Une stratégie SIF efficace combine des contrôles « Know Your Customer » (KYC) et une analyse efficace des liens. Cette dernière examine les comptes courants, les comptes de crédit et autres comptes financiers, ainsi que les données des demandes, afin d’identifier les relations et les schémas, tels que plusieurs utilisateurs ayant le même numéro de sécurité sociale ou des demandes de compte suspectes provenant de la même adresse IP. Cela permet de détecter et de bloquer à un stade avancé les réseaux d’identités synthétiques.
Les contrôles des risques protègent contre la fraude, mais peuvent ralentir les processus.
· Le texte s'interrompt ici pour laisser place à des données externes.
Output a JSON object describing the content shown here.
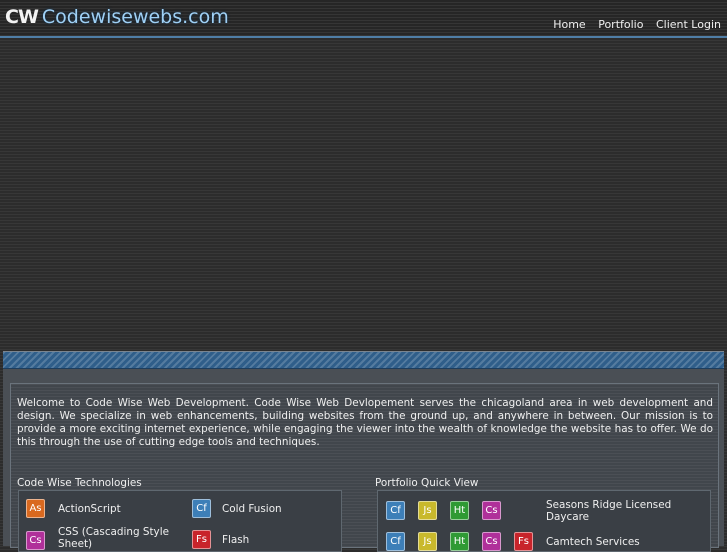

Si les vérifications complexes rendent l’ouverture de comptes ou les virements trop fastidieux, les clients se tournent vers la concurrence. Les banques doivent donc définir le niveau de risque acceptable : une protection suffisante pour les clients et les autorités de surveillance, sans pour autant peser inutilement sur l’expérience des collaborateurs, des investisseurs et des autres parties prenantes. Une gestion des risques insuffisante ou excessive est tout aussi peu attrayante pour les clients.
L’introduction de modèles d’écosystèmes dans le secteur bancaire, dans lesquels des fournisseurs tiers sont intégrés afin d’améliorer les services, comporte des risques considérables. Une mauvaise gestion des risques peut entraîner des pertes financières, des sanctions réglementaires et une atteinte à la réputation des fournisseurs tiers, ce qui compromet les avantages de la participation à l’écosystème. Les violations de la protection des données ou les interruptions de service causées par des partenaires constituent une menace directe pour les institutions financières. Les banques doivent cartographier l’ensemble de leur chaîne d’approvisionnement numérique, mettre en œuvre des exigences de sécurité à tous les niveaux de la chaîne d’approvisionnement et établir des protocoles d’intervention en cas d’incident permettant d’isoler rapidement les connexions compromises.
Des cadres solides sont essentiels pour gérer les risques liés aux tiers, notamment une diligence raisonnable approfondie, des accords contractuels clairs, une surveillance continue, une gouvernance interne forte et un plan d’urgence.
Les banques suisses doivent adopter une approche holistique qui traite avec la même rigueur les risques tels que l’usurpation d’identité synthétique et les risques liés aux écosystèmes tiers. Cela nécessite d’investir dans des plateformes d’analyse avancées qui relient les données provenant de plusieurs domaines de risque et identifient les attaques coordonnées ou les vulnérabilités systémiques. Les banques qui parviennent à concilier efficacement une gestion globale des risques et une expérience client fluide protègent leurs activités et s’assurent des avantages concurrentiels.